4 Now to the one who works, wages are not credited as a gift but as an obligation. 5 However, to the one who does not work but trusts God who justifies the ungodly, their faith is credited as righteousness. 6 David says the same thing when he speaks of the blessedness of the one to whom God credits righteousness apart from works:

7 “Blessed are those
    whose transgressions are forgiven,
    whose sins are covered.
8 Blessed is the one
    whose sin the Lord will never count against them.”[b]"

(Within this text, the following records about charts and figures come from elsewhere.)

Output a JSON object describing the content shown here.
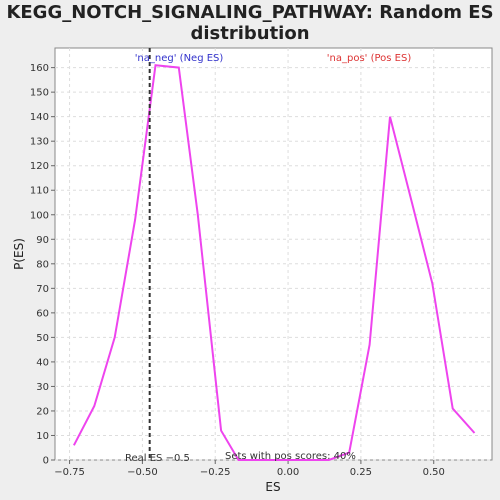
{
  "title_line1": "KEGG_NOTCH_SIGNALING_PATHWAY: Random ES",
  "title_line2": "distribution",
  "chart_data": {
    "type": "line",
    "xlabel": "ES",
    "ylabel": "P(ES)",
    "xlim": [
      -0.8,
      0.7
    ],
    "ylim": [
      0,
      168
    ],
    "xticks": [
      -0.75,
      -0.5,
      -0.25,
      0.0,
      0.25,
      0.5
    ],
    "xtick_labels": [
      "−0.75",
      "−0.50",
      "−0.25",
      "0.00",
      "0.25",
      "0.50"
    ],
    "yticks": [
      0,
      10,
      20,
      30,
      40,
      50,
      60,
      70,
      80,
      90,
      100,
      110,
      120,
      130,
      140,
      150,
      160
    ],
    "grid": true,
    "series": [
      {
        "color": "#ee44ee",
        "x": [
          -0.735,
          -0.665,
          -0.595,
          -0.525,
          -0.455,
          -0.375,
          -0.31,
          -0.23,
          -0.17,
          -0.06,
          0.0,
          0.06,
          0.14,
          0.21,
          0.28,
          0.35,
          0.425,
          0.495,
          0.565,
          0.64
        ],
        "y": [
          6,
          22,
          50,
          98,
          161,
          160,
          100,
          12,
          0,
          0,
          0,
          0,
          0,
          3,
          47,
          140,
          105,
          72,
          21,
          11
        ]
      }
    ],
    "vline": {
      "x": -0.475,
      "style": "dashed",
      "color": "#333333"
    },
    "annotations": {
      "neg_label": "'na_neg' (Neg ES)",
      "pos_label": "'na_pos' (Pos ES)",
      "real_es": "Real ES −0.5",
      "pos_scores": "Sets with pos scores: 40%"
    },
    "colors": {
      "neg": "#3333cc",
      "pos": "#dd3333",
      "curve": "#ee44ee"
    }
  }
}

Abraham's obedience to God's commands in the scriptures was not what merited God's favour, his works were a demonstration of his love for God and of course would be an open testimony before men of his righteous life, especially in the sections of Genesis which Rabbi Cohen quotes. The sections in Deuteronomy in Deuteronomy 6:25 and 24:13 however doesn't speak on the forensic justification before God and it's also worth noting in the Exodus story, Did the Israelites get out of Egypt because of their obedience? Or did they put their trust in God and called out to him before he brought them out? It was only later that God expected their obedience as a means of showing him gratitude.

Christians don't downplay obedience, they just simply recognise that the good works that someone does is a demonstration of their right standing with God and not the cause of such right standing.